Tamra Mendelson, professor of biological sciences, is Hulse’s advisor and a co-author on the new paper. She had just begun formulating the ideas for this research with visual ecologist Julien Renoult, a colleague at Centre National de la Recherche Scientifique (CNRS) in Montpellier, France, and another co-author, when Hulse joined her laboratory in 2016.
“Julien had inspired me to take concepts from a field called human empirical aesthetics, which is the mathematical and biological basis of human appreciation of art, and apply them to animals’ appreciation of other animals,” Mendelson says. “I was super excited about it, but I didn’t have the mathematical chops to really take it as far as it could go.”
So, when Hulse arrived, “It was a perfect match. Sam is the ideal student to be doing this project.”
Hulse also spent several months in France working with Renoult to iron out some of the statistical challenges of the work — which were many. “The data analysis became a lot more complicated than we thought, and there were a lot of technical snags,” Hulse says. “So it was really great to be able to be there working directly with Julien, who has a lot of background with these sorts of methods.”
Bringing it all together
Hulse was drawn to this work by the unique blend of skills it requires. “I love the interdisciplinary nature of it. We’re bringing together field biology, sensory biology, a little bit of neurobiology, and image analysis,” he says. “That’s one of the most attractive things about this project for me — how much I get to learn and how much I get to take little pieces from so many different areas.”

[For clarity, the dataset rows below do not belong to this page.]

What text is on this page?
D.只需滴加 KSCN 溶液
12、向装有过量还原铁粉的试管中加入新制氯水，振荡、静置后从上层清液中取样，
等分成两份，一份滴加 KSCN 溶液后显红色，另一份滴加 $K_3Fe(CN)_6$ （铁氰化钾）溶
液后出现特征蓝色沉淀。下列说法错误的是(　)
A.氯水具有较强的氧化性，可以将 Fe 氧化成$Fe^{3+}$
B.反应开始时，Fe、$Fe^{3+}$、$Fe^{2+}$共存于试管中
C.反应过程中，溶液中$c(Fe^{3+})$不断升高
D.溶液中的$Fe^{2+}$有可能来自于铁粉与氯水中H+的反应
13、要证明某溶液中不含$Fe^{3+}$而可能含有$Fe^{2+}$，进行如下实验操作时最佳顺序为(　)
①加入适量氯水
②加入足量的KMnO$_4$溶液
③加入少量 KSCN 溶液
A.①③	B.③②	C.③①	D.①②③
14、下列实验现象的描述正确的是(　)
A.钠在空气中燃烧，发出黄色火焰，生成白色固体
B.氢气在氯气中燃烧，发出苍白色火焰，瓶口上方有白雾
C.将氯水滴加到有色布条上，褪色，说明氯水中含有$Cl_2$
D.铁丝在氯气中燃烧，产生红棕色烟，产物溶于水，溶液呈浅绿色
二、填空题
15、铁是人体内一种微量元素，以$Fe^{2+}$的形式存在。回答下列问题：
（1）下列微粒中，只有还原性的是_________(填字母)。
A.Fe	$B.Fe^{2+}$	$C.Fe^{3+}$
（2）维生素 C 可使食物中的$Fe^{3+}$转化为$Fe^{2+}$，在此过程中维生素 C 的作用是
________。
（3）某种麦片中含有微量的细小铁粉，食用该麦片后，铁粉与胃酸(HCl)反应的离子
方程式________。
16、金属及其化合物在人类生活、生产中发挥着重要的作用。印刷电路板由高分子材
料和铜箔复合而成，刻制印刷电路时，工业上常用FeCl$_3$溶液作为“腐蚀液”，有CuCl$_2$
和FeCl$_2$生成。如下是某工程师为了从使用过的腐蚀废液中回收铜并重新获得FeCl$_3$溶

Now, Hulse, Mendelson, and Renoult are excited to see where their new work leads. “There’s not a lot of theory in sexual selection that can be used to explain why you see one pattern evolve in one animal where you see a different one evolve in a closely related species,” Hulse says.
The new findings open the door to much more exploration with different species, including animals that live on land. In any group of animals that relies on vision, has visually distinct environments, and where the animals have distinct habitat preferences, Hulse argues, “this theory should hold.”